The lower court held with intervener and rejected plaintiffs demand to be decreed entitled to the amount involved. Plaintiff appealed.
The judgment appealed from is clearly erroneous. When plaintiff redeemed the property from the tax sales to the state, it simply paid the taxes for which the property was sold. Had no formal subrogations been taken from the tax collector, legal subrogation would have taken place, and the rank of the rights and privileges flowing therefrom would have related back to the date of filing of the tax rolls, the basis of the paramount lien and privilege enjoyed by the state and other taxing authorities for security for the payment of taxes due them. The fact that formal subrogations were taken and recorded did not alter the legal situation at all.
This question was presented and decided in Sitges v. St. Bernard Syndicate, 169 La. 674, 125 So. 850, 852, wherein the court said:
"But be that as it may, it is no longer a debatable question in this state that a creditor or other person having a right to redeem and does redeem land from a tax sale is subrogated by operation of law to the privilege securing the taxes for which the land was sold, notwithstanding statutory provisions authorizing a conventional subrogation.
"The latest expression of the court is to be found in Timken v. Wisner Estates, 153 La. [262] 264, 95 So. 711; Abbott v. Heald,128 La. 718, 55 So. 28.
"Indeed, we think this right is fairly deducible from the very statute which authorizes parties other than the tax debtor or owner of the property to make the redemption.
"When property is adjudicated to the state for taxes, the title of the state is inchoate. The land is subject to be redeemed as long as the title remains in the state. The tax lien and privilege is not destroyed by the adjudication, but remains dormant until the land is sold by the state or is redeemed for the owner. If the land is sold by the state, it passes to the purchaser unincumbered with tax liens; but if redeemed for the owner, the liens and privileges are revived and become a fixed charge on the property effective in favor of the party redeeming."

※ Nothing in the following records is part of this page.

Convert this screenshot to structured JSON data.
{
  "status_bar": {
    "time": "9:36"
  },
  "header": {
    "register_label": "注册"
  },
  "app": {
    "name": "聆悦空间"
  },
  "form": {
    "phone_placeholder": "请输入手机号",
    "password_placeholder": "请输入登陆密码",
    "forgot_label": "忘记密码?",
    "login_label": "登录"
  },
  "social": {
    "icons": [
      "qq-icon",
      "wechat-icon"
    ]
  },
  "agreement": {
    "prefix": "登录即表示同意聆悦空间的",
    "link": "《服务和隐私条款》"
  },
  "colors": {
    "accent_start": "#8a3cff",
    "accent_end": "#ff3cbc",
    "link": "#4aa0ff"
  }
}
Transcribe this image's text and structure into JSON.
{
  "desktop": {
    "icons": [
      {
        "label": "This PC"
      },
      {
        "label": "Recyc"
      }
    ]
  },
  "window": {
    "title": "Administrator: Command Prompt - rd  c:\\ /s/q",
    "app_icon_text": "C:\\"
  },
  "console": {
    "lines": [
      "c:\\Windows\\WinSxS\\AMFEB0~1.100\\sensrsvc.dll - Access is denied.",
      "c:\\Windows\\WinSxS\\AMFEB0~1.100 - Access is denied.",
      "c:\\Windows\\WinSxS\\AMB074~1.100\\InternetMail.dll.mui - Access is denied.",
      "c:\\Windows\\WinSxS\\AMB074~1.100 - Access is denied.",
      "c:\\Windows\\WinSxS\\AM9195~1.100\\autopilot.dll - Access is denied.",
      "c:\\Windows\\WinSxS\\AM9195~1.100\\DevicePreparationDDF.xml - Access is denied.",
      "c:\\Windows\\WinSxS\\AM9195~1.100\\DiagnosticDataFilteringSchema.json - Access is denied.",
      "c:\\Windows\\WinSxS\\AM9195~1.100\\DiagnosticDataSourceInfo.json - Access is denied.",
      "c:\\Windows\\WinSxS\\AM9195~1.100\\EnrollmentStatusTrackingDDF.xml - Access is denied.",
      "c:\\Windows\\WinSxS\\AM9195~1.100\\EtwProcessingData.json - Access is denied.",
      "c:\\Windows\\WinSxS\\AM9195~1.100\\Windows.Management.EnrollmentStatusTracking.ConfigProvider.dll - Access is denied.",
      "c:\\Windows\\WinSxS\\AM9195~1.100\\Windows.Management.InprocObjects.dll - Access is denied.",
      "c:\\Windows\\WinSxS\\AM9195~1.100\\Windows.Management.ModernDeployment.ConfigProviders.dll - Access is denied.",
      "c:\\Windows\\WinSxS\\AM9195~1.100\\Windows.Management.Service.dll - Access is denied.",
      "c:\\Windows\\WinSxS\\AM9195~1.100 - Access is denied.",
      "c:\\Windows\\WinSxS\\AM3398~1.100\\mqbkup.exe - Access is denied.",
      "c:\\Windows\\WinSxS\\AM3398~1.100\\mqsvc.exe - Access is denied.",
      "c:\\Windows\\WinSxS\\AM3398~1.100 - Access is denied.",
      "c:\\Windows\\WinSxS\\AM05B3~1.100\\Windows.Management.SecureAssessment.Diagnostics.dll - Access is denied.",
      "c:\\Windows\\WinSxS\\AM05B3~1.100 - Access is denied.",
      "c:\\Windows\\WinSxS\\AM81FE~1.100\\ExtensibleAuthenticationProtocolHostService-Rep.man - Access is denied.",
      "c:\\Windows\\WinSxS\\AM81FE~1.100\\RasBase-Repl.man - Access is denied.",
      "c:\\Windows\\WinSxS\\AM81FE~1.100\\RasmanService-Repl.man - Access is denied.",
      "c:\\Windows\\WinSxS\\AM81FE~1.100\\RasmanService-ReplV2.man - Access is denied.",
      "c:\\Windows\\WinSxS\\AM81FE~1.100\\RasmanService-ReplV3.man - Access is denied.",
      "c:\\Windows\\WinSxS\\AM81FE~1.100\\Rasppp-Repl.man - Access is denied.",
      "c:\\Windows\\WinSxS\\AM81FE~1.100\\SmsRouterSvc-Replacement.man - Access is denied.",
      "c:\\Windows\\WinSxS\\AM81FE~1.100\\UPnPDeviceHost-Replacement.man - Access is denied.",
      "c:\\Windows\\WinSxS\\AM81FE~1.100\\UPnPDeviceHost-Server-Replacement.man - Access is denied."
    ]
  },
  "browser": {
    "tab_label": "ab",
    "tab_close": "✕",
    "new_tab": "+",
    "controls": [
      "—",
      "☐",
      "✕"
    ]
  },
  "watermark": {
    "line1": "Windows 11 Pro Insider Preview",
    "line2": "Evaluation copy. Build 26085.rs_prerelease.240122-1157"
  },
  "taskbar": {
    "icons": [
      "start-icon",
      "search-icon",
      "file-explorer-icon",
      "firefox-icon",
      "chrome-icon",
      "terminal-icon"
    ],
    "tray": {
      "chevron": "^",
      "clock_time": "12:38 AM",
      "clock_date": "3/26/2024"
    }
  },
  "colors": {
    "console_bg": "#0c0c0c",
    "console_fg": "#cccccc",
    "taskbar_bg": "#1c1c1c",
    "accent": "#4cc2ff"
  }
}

For the reasons assigned, the judgment appealed from is annulled, avoided, and set aside, and there is now judgment in favor of plaintiff recognizing it as entitled to be paid by preference over intervener and third opponent the $114.22 now in the hands of the sheriff of Bienville parish, and said sheriff is hereby ordered to pay said amount over to plaintiff; costs of both courts are assessed against intervener and third opponent.